Not only was the Atlantic Coast alewife population suffering throughout the latter half of the 20th century, but the other river herrings, the shad, and blueback herring, in particular, were also waning in numbers. This drop-off became alarming to the point that by the beginning of the 21st century the National Marine Fisheries Service and New York State Department of Environmental Conservation began to take steps to protect these species. Locally, the Southampton Town Trustees, the owners and managers of the town’s freshwaters, and the overseers of the largest alewife breeding population in the state took the most dramatic steps of all to save the species — they banned fishing for it in the waters they control.
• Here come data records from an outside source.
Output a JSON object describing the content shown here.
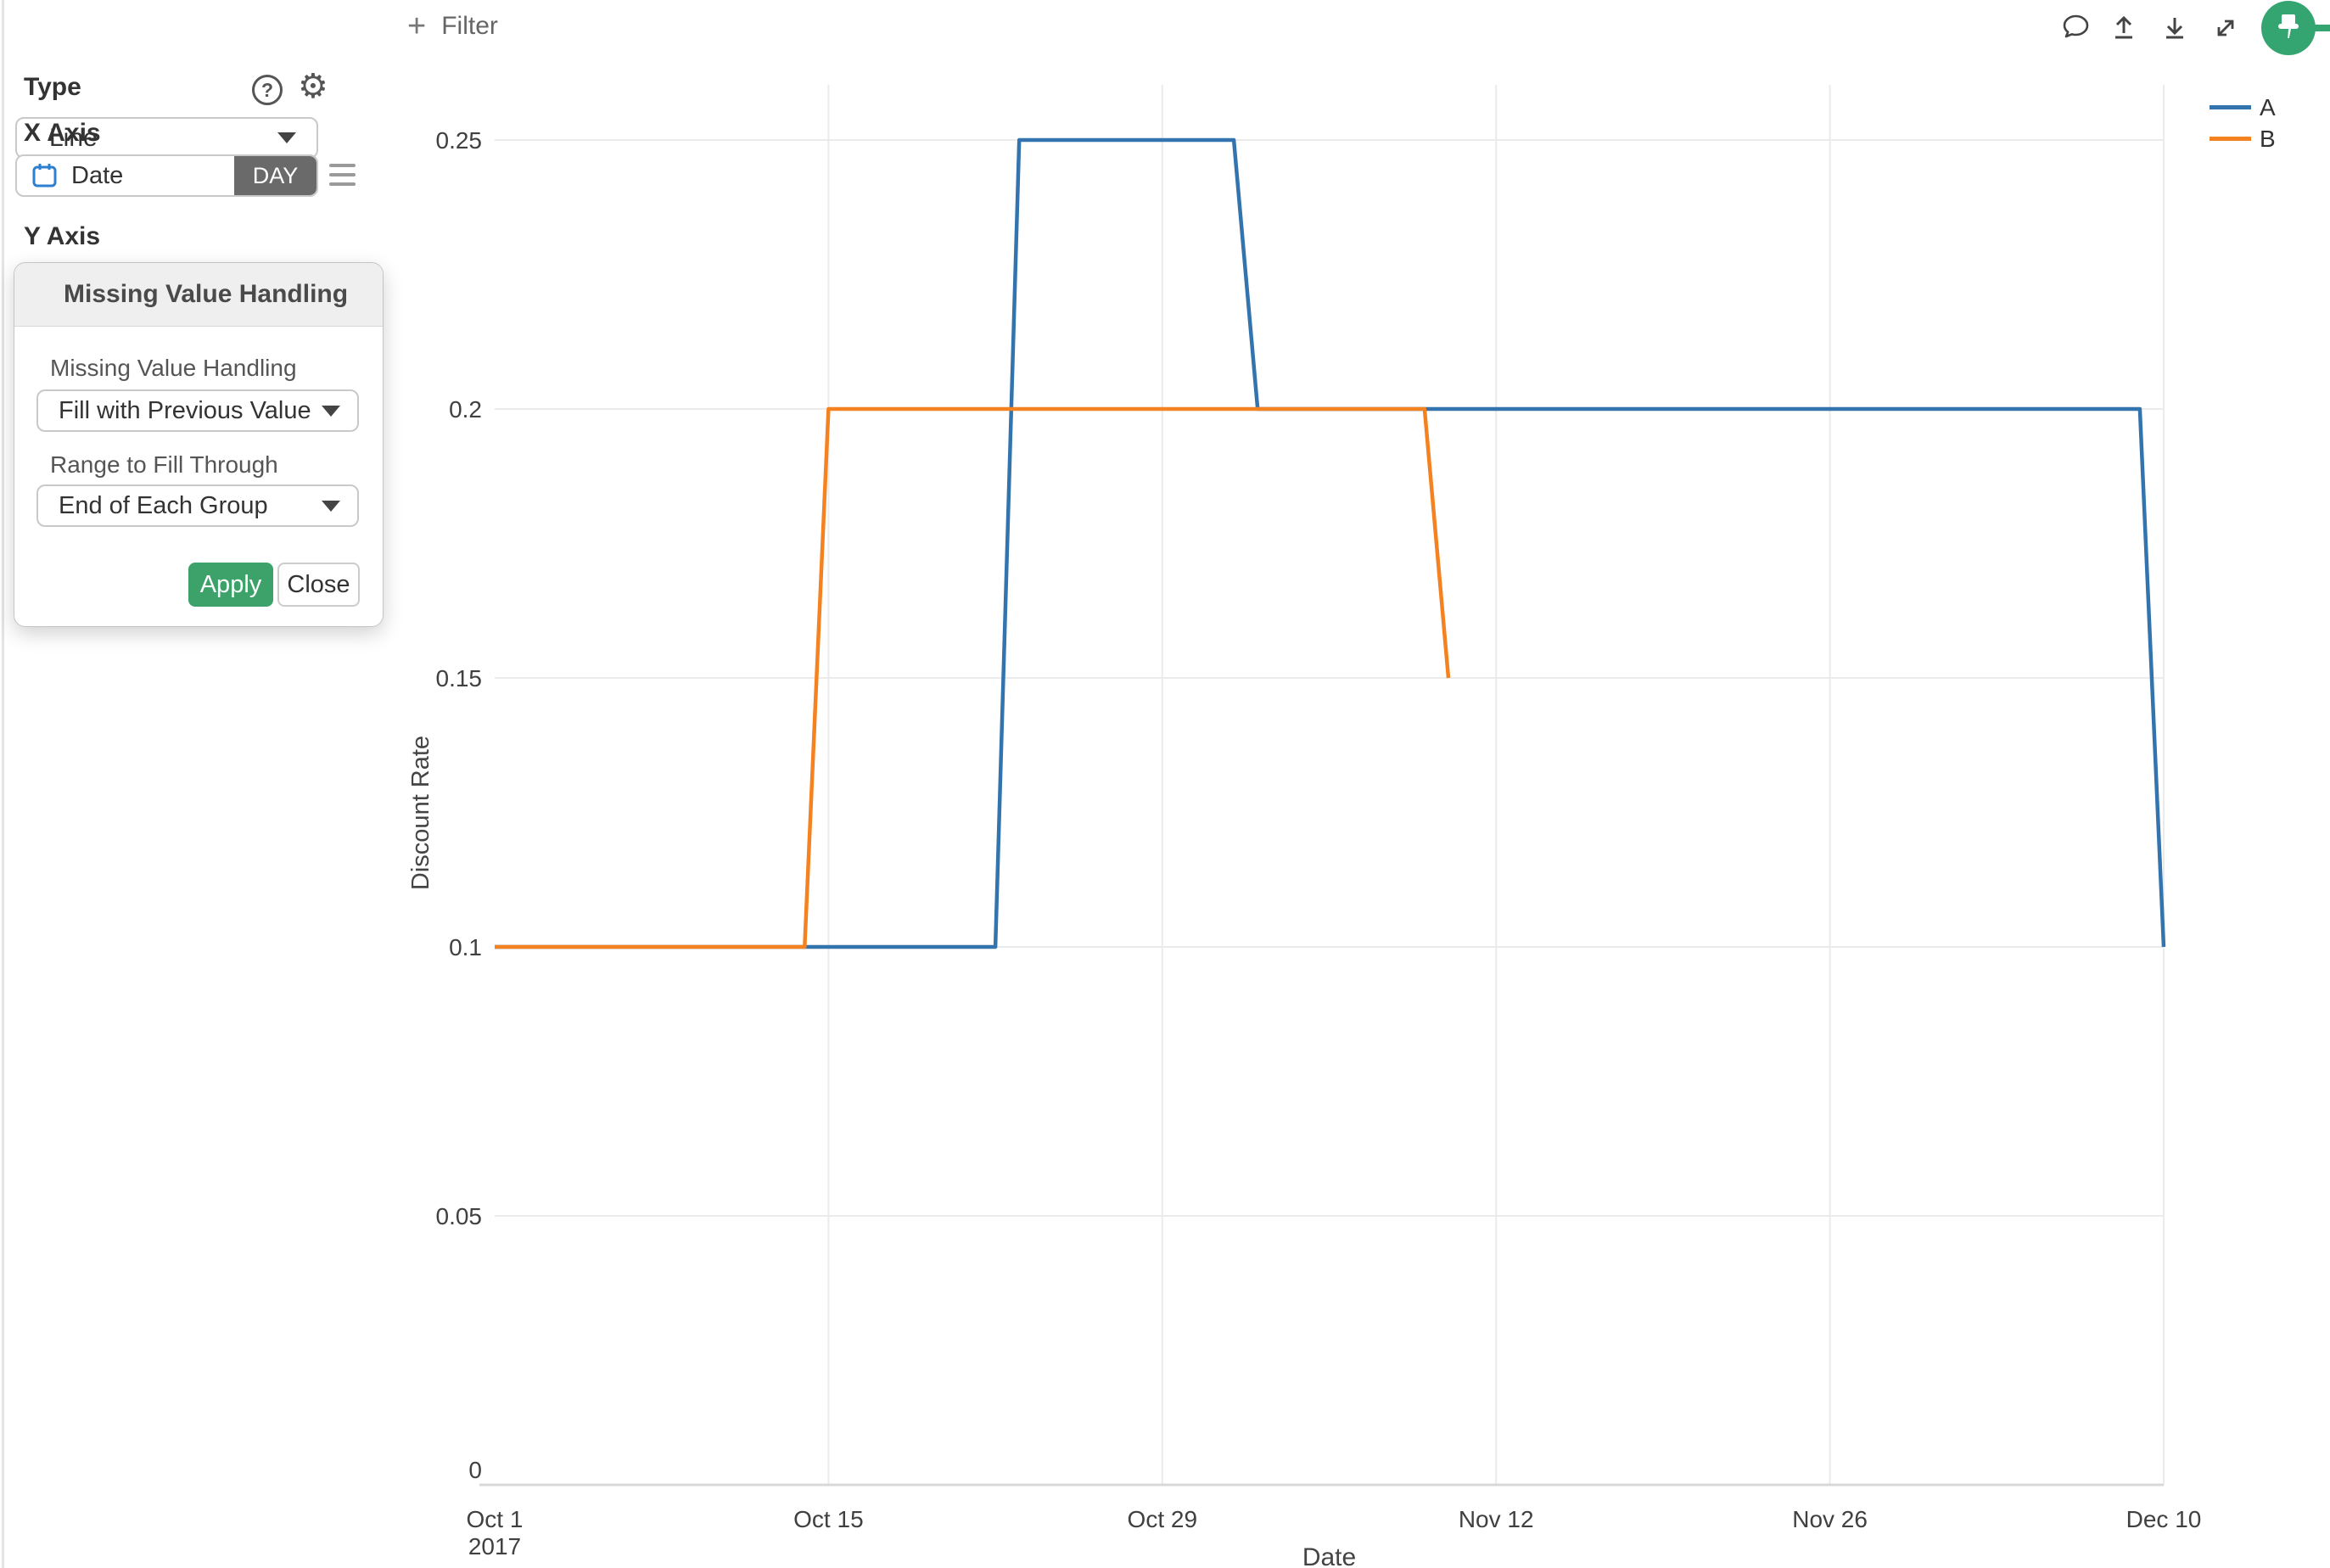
{
  "sidebar": {
    "type": {
      "label": "Type",
      "value": "Line"
    },
    "x_axis": {
      "label": "X Axis",
      "field": "Date",
      "granularity": "DAY"
    },
    "y_axis": {
      "label": "Y Axis"
    }
  },
  "dialog": {
    "title": "Missing Value Handling",
    "field1": {
      "label": "Missing Value Handling",
      "value": "Fill with Previous Value"
    },
    "field2": {
      "label": "Range to Fill Through",
      "value": "End of Each Group"
    },
    "apply_label": "Apply",
    "close_label": "Close"
  },
  "toolbar": {
    "plus": "+",
    "filter_label": "Filter",
    "icons": [
      "comment-icon",
      "upload-icon",
      "download-icon",
      "expand-icon",
      "pin-button"
    ]
  },
  "colors": {
    "apply_green": "#3ca269",
    "pin_green": "#34a571",
    "badge_gray": "#6a6a6a",
    "series_a_blue": "#3374af",
    "series_b_orange": "#f58220",
    "gridline": "#ebebeb",
    "axis_line": "#d8d8d8"
  },
  "chart_data": {
    "type": "line",
    "title": "",
    "xlabel": "Date",
    "ylabel": "Discount Rate",
    "x_tick_labels": [
      "Oct 1",
      "Oct 15",
      "Oct 29",
      "Nov 12",
      "Nov 26",
      "Dec 10"
    ],
    "x_tick_days": [
      0,
      14,
      28,
      42,
      56,
      70
    ],
    "x_first_tick_sub_label": "2017",
    "x_start_date": "Oct 1 2017",
    "y_ticks": [
      0,
      0.05,
      0.1,
      0.15,
      0.2,
      0.25
    ],
    "ylim": [
      0,
      0.26
    ],
    "grid": true,
    "legend_position": "top-right",
    "series": [
      {
        "name": "A",
        "color": "#3374af",
        "points_day_value": [
          [
            0,
            0.1
          ],
          [
            21,
            0.1
          ],
          [
            22,
            0.25
          ],
          [
            31,
            0.25
          ],
          [
            32,
            0.2
          ],
          [
            69,
            0.2
          ],
          [
            70,
            0.1
          ]
        ]
      },
      {
        "name": "B",
        "color": "#f58220",
        "points_day_value": [
          [
            0,
            0.1
          ],
          [
            13,
            0.1
          ],
          [
            14,
            0.2
          ],
          [
            39,
            0.2
          ],
          [
            40,
            0.15
          ]
        ]
      }
    ]
  }
}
It’s ironic that the two fish species in our waters that breed the earliest each year — the winter flounder and the alewife — should suffer the biggest population falloffs. Their plight is certainly not due to overfishing; it must be tied to environmental conditions. While we scratch our heads about what to do about the flounder, there are things we can do about the alewife, and projects are under way throughout Long Island to return the alewife to its former status.
The most successful of these can be found where the Peconic River runs into the Peconic Estuary in Riverhead at Grangibel Park. Much time, money, and effort have been expended by a consortium of forces to resurrect that population. So-called fish ladders have been installed to facilitate the upstream movement of the alewife. A video camera counting system keeps track of the alewives as they move through the fish ladders into the river. East Hampton, Brookhaven, and other Long Island municipalities are participating with a group at Seatuck in Islip to help the alewives make it back.
The Southampton Town Trustees, an elected body dating back to the 1600s when Southampton Town was first settled, have not only acted to protect the alewife on paper, in the last week of February they got together in the field to modify the culvert under North Sea Road, the second of two culverts the gravid alewives have to forge before reaching Big Fresh Pond. Because of a seasonally low flow of water running out from the culvert last spring it was difficult for the alewives to get over the lip of the concrete apron leading into the culvert, and some of them had to be helped.
The trustees acted just in the nick of time. The work was done last Thursday and Friday. Saturday morning I received a call from Trustee Fred Havemeyer. Alewives had just arrived and had already made it upstream to the reconditioned culvert. Less than an hour later, Howard Reisman, somewhat in disbelief as heretofore alewives had never arrived before the second week in March, took a look. Yes, indeed, the great alewife migration was under way. It’s been a nonwinter winter. Will it turn out to be a non-spring spring? That is the question.